En aquel entonces los acontecimientos se situaban contando los veranos transcurridos desde que celebró su primera comunión. Veranos largos y densos frente a los triviales y anodinos inviernos, de los que apenas guarda recuerdos.
La casa que sus padres alquilaban por vacaciones era como una caja. Un canto a lo simple, al ángulo recto. Ni recibidor tenía. Si se entraba desde el destartalado exterior, con sus bicicletas y sus perros asilvestrados, la mesa cuadrada del comedor era una brújula que señalaba con sus esquinas la simetría de sus cuatro habitaciones.

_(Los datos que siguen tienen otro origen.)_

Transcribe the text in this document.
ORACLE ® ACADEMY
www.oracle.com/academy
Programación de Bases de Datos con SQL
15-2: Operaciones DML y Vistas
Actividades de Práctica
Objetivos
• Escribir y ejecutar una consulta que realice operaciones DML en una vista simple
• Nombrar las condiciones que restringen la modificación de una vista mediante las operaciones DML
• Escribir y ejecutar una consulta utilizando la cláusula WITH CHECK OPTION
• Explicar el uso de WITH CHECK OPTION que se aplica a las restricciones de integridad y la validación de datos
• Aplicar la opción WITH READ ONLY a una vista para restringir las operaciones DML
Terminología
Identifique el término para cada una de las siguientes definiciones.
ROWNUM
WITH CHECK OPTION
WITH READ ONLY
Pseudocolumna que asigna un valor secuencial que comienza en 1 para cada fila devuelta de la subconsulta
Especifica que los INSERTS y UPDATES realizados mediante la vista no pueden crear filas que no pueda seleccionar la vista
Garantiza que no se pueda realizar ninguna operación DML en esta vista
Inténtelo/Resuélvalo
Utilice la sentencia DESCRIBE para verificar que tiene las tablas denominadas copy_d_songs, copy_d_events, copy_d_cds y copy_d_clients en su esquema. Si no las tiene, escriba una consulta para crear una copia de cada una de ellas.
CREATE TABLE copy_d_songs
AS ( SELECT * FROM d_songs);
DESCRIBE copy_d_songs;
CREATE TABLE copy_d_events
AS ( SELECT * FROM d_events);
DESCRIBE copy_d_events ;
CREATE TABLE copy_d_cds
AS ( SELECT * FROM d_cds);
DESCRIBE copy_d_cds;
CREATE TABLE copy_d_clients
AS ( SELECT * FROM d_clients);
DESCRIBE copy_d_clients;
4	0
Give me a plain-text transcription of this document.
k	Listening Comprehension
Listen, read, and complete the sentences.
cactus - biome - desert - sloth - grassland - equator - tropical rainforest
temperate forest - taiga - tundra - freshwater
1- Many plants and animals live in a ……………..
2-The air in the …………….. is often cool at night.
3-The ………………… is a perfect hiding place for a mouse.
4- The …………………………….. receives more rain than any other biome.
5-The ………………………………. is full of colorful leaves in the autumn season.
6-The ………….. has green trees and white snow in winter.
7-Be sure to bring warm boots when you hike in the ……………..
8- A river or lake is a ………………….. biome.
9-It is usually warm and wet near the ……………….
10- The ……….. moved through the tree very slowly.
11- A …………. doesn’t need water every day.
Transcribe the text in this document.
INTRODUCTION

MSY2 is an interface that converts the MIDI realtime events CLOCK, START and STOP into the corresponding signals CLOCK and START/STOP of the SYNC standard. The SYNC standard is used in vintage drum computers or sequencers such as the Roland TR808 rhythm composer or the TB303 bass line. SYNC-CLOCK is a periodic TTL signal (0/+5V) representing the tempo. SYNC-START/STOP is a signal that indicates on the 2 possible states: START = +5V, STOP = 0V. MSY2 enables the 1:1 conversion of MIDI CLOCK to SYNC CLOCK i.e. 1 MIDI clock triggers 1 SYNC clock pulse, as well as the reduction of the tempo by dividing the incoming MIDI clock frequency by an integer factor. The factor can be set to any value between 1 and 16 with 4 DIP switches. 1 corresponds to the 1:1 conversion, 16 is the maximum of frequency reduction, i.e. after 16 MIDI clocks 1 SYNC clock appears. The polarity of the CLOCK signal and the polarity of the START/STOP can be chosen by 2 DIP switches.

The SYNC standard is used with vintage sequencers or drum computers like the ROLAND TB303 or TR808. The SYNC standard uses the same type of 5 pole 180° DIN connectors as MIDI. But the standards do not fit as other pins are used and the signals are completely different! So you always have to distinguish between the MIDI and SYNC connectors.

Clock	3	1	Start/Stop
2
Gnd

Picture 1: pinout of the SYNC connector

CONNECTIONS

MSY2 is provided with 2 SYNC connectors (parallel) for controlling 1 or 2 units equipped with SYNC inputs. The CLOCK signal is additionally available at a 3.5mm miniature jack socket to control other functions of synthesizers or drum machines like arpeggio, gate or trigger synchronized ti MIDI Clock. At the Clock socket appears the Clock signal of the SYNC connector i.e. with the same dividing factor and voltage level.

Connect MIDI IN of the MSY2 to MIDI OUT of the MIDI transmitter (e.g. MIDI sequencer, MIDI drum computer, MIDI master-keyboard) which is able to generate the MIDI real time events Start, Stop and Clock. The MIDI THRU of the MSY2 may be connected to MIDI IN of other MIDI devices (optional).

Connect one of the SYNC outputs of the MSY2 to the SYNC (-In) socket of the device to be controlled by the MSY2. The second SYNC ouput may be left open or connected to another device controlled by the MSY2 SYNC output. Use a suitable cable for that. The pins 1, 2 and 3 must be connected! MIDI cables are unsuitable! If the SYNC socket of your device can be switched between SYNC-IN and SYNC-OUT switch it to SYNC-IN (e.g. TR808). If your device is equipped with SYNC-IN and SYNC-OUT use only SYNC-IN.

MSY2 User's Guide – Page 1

Intenta traer a la memoria las sensaciones de aquellos veranos para escribir un relato −o quizás escribe el relato para evocar esas sensaciones− y recuerda la puerta de la casa, con su escalón de piedra imitando al granito, como la frontera entre la asepsia interior y el universo de olores y movimiento del exterior. A la casa se iba a comer, a recoger el pan con chocolate de la merienda y a dormir en sábanas de algodón con camisones que hacían frufrú.
Afuera estaban los caminos, las balsas repletas de algas y de renacuajos. Y la pandilla con la que vivía aventuras en otras casas: las casas abandonadas. También los cipreses recortando el cielo, los higos maduros y, por las noches, las luciérnagas que iluminaban el suelo con velitas.
Chupa el capuchón de su bolígrafo, y mientras se apoya contra el
respaldo de la silla se pregunta cómo es que ahora −que
sitúa los acontecimientos en décadas desde su comunión− la aventura está dentro,
en la mesa ovalada de su comedor desde donde intenta convocar los cielos de
caramelo de aquellos veranos grávidos como aquellos racimos de uva que robaban, y no en ese exterior
que amenaza con sus ángulos obstinados.